Podría contar una a una las historias de amor que han tenido como punto de encuentro la ciudad de Paris. Uno a uno los paseos a lo largo del Sena y del canal de Saint Martin en sus típicos bateaux mouches. Uno a uno lo besos robados de lo amantes en los cafés de Faubourg Saint Germainn entre cigarro y cigarro. Las borracheras en los antiguos cabarets de Montparnasse y el rastro a absentina que perdura en sus calles. Sus suculentas brasseries a lo largo del bulevar con ese perfume a mantequilla fresca y a aroma de inevitable baguette recién hecha. El júbilo y el color de un amanecer en Montmartre desde la colina de Sacré-Coeur. Los neones de la noche roja en Moulin Rouge. Las pensiones baratas y los turistas que se niegan a cerrar los ojos para no retornar habiendo siendo hipnotizados por el encanto de la ciudad. Las confesiones inconfesables, los apasionados je t`aime y las declaraciones de amor en la torre Eiffel con esos labios terriblemente afrancesados. La Rue Montorgueil y sus mercados de productos frescos y de flores en Les Halles, tema tan repetido por los impresionistas franceses por su exceso de color y de vida. Los 387 escalones de Notre Dame y el Quasimodo de Victor Hugo. El concepto frances de flâneur, aquel que deambula sin rumbo a la espera de que algo suceda, callejeando, paseando sin tiempo.

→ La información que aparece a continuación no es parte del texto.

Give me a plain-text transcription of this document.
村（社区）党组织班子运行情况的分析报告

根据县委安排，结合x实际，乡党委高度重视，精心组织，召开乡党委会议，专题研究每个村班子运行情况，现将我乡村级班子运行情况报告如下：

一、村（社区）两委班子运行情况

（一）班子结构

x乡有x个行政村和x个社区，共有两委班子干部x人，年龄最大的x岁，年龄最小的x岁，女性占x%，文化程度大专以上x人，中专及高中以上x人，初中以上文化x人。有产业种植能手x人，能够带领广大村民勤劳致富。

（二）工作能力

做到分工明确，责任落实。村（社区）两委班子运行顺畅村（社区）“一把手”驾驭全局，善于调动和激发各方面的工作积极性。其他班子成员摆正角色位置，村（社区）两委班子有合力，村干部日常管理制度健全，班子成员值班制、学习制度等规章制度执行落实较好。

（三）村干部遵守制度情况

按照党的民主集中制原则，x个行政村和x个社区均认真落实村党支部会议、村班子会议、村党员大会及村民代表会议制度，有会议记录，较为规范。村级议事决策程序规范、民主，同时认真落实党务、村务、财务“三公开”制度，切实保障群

Tantos y tantos son los detalles que conforman la idea que tengo sobre Paris que ya son muchos. Y a pesar de no haber estado nunca, siempre he tenido la sensación de que conozco Paris; de alguna manera siempre he estado allí visto desde las ventanas del tiempo,como insomne y paciente Ermitaño del mundo. Y si me atreviera a ir, quizás en ese caso, para mis adentros, sólo quizás, Montmartre ya no sólo sería el barrio de los bohemios pintores y vividores de principio de siglo. Y quizás los cafés de Faubourg Saint Germain, ya no sólo acogerían los recuerdos de los besos furtivos y las conversaciones literarias. Y quizás Montparnasse no sólo albergaría la tumba del rey de los flâneur franceses ni el rastro a absentina de las antiguas noches de exceso. Y también quizás, y sólo quizás, la torre Eiffel no sólo recordaría los apasionados j`taime y las declaraciones de amor con esos labios terriblemente afrancesados, sino que en cada pequeño hueco y rincón del sublime Paris, también podría yo rubricar con mi nombre mi historia a cada paso, y sólo quizás, y nada más que quizás, pudiera haber entonces un sitio para mí en mi Paris de cine, y quizás ya no visto desde tan lejos, sino que en ese caso, pudiera ser que sintiera su exceso de color. Pudiera ser que fuera yo el que no deseara cerrar los ojos para no tener que retornar y, pudiera ser que terminara diciendo J´taime a la persona que más amo en la Torre Eiffel con esos labios terriblemente afrancesados. Y entonces quizás, quizás, quizás… Paris dejaría de ser una fantasía para ser algo más real.